Add the starter, rehydrated for 2 minutes, stirred and left for 55 min.
Stirred in the CaCl2 and rest for 5 min.
Stir in the rennet for 2 min, covered and left. (I had trouble getting a clean flocculation point. I ended up leaving it for 60 minutes.)
Cut the curd into 15mm cubes and stirred.
Gradually raised the temperature to 36o C over a period of 20 minutes, stirring gently, then left to settle for a further 20 minutes.
Removed the whey and cut the consolidated curd mass into several, broad slabs. Pile one on top of the other, then change the order four times over the next 30 minutes.
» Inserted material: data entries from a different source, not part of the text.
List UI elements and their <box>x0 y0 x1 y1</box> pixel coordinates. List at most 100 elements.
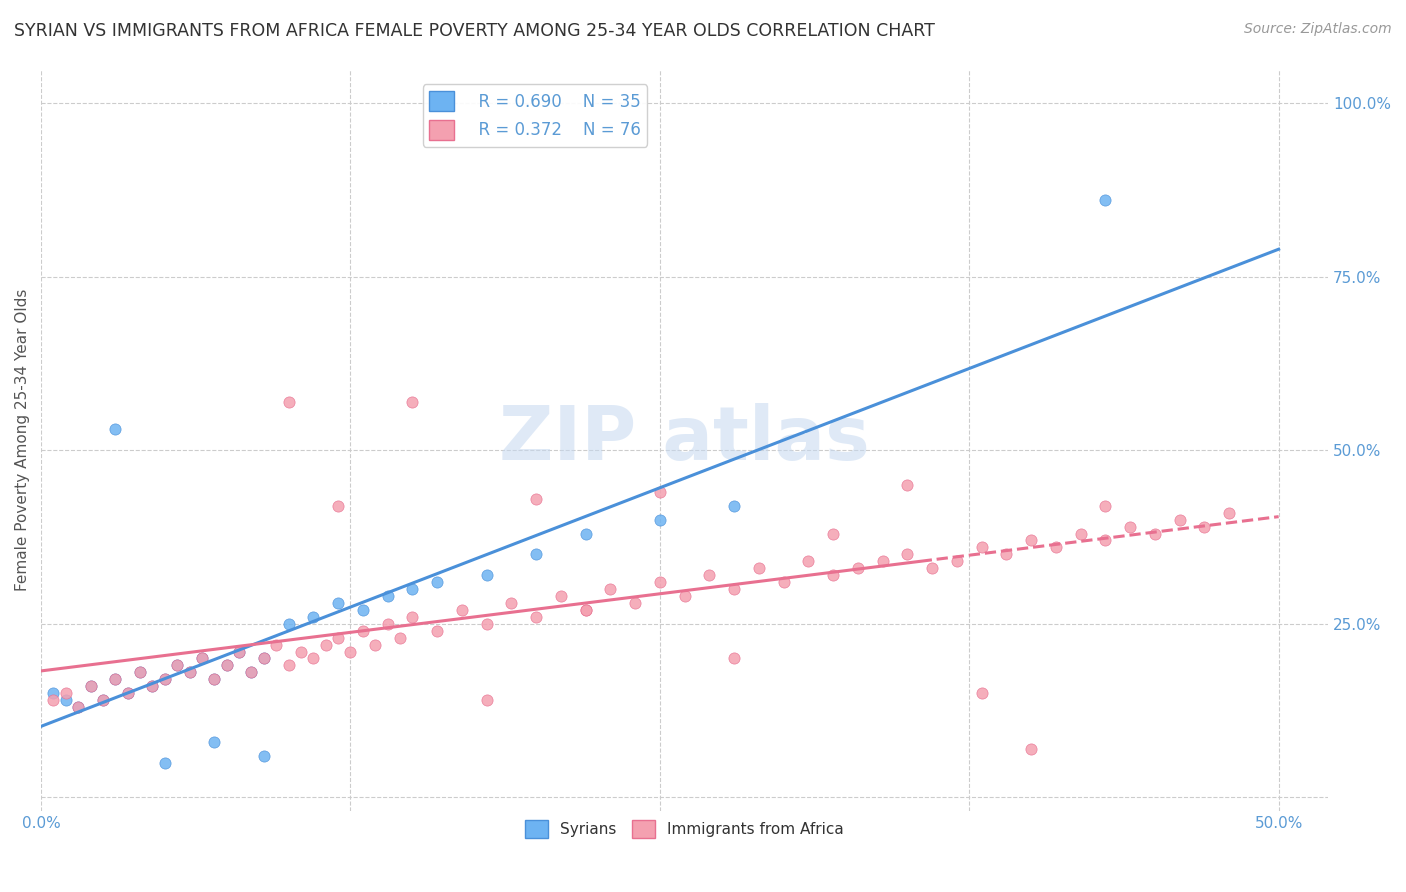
Point <box>326 596 349 610</box>
Point <box>191 651 214 665</box>
Legend: Syrians, Immigrants from Africa: Syrians, Immigrants from Africa <box>519 814 851 845</box>
Point <box>79 679 101 693</box>
Point <box>501 596 523 610</box>
Point <box>191 651 214 665</box>
Point <box>970 541 993 555</box>
Point <box>290 644 312 658</box>
Point <box>253 651 276 665</box>
Point <box>401 610 423 624</box>
Point <box>524 547 547 561</box>
Point <box>364 638 387 652</box>
Point <box>91 693 114 707</box>
Point <box>104 673 127 687</box>
Point <box>153 673 176 687</box>
Point <box>995 547 1018 561</box>
Point <box>166 658 188 673</box>
Point <box>55 693 77 707</box>
Point <box>648 575 671 590</box>
Point <box>228 644 250 658</box>
Point <box>104 422 127 436</box>
Point <box>1070 526 1092 541</box>
Point <box>377 589 399 603</box>
Point <box>624 596 647 610</box>
Point <box>524 610 547 624</box>
Point <box>302 651 325 665</box>
Point <box>426 624 449 638</box>
Point <box>921 561 943 575</box>
Point <box>599 582 621 596</box>
Point <box>1019 533 1042 548</box>
Point <box>1045 541 1067 555</box>
Point <box>550 589 572 603</box>
Point <box>648 484 671 499</box>
Point <box>723 582 745 596</box>
Point <box>823 568 845 582</box>
Point <box>202 735 225 749</box>
Point <box>388 631 411 645</box>
Point <box>153 756 176 770</box>
Point <box>67 700 90 714</box>
Point <box>277 658 299 673</box>
Point <box>240 665 263 680</box>
Point <box>1094 533 1116 548</box>
Point <box>896 547 918 561</box>
Point <box>673 589 696 603</box>
Point <box>215 658 238 673</box>
Point <box>823 526 845 541</box>
Point <box>575 526 598 541</box>
Point <box>846 561 869 575</box>
Point <box>277 394 299 409</box>
Point <box>166 658 188 673</box>
Point <box>129 665 152 680</box>
Point <box>401 582 423 596</box>
Point <box>302 610 325 624</box>
Text: ZIP atlas: ZIP atlas <box>499 403 870 476</box>
Point <box>475 568 498 582</box>
Point <box>896 478 918 492</box>
Point <box>575 603 598 617</box>
Point <box>1143 526 1166 541</box>
Point <box>723 651 745 665</box>
Point <box>202 673 225 687</box>
Point <box>352 603 374 617</box>
Point <box>872 554 894 568</box>
Point <box>141 679 163 693</box>
Point <box>1168 513 1191 527</box>
Point <box>699 568 721 582</box>
Point <box>277 616 299 631</box>
Point <box>179 665 201 680</box>
Point <box>42 693 65 707</box>
Point <box>970 686 993 700</box>
Point <box>202 673 225 687</box>
Point <box>450 603 472 617</box>
Point <box>117 686 139 700</box>
Point <box>79 679 101 693</box>
Point <box>475 693 498 707</box>
Point <box>179 665 201 680</box>
Y-axis label: Female Poverty Among 25-34 Year Olds: Female Poverty Among 25-34 Year Olds <box>15 289 30 591</box>
Point <box>401 394 423 409</box>
Point <box>228 644 250 658</box>
Point <box>723 499 745 513</box>
Point <box>117 686 139 700</box>
Point <box>1119 519 1142 533</box>
Point <box>326 631 349 645</box>
Point <box>426 575 449 590</box>
Point <box>797 554 820 568</box>
Point <box>1019 741 1042 756</box>
Point <box>352 624 374 638</box>
Point <box>141 679 163 693</box>
Point <box>91 693 114 707</box>
Point <box>129 665 152 680</box>
Point <box>104 673 127 687</box>
Point <box>748 561 770 575</box>
Point <box>1094 194 1116 208</box>
Point <box>253 651 276 665</box>
Point <box>377 616 399 631</box>
Point <box>1094 499 1116 513</box>
Point <box>264 638 287 652</box>
Point <box>648 513 671 527</box>
Point <box>215 658 238 673</box>
Point <box>524 491 547 506</box>
Point <box>1218 506 1240 520</box>
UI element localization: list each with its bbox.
Kept warm during this process.
Milled the curds into small pieces and sprinkled with salt. (2% of the weight of the curds.)
Put in a cloth-lined mould and pressed as follows, turning each time:
20min @ 0.12 PSI
40min @ 0.22 PSI
90min @ 0.76 PSI
4 ½ hrs @ 1.49 PSI
10 ½ hrs @ 1.49 PSI
4 ½ hrs @ 1.49 PSI
Removed the cheese from the press and dipped it in water at 66 degrees C for 1 minute. Put it back in a cloth lined mould and pressed for 19 hrs@ 1.49 PSI.
Removed the cheese from the mould, unwrapped it and pressed naked for another 4 ½ hrs @ 0.12 PSI. (This was not enough to completely remove the cloth marks.)
The plan now is to let it dry for a few days before moving to the cheese fridge and, perhaps waxing it (not in that order though)
The one thing that I am puzzled about is the step of dipping the cheese in hot water mid way through the pressing. This is not a step that I have come across before. I assume it is related to knitting the rind but I would be interested if anyone can clarify this.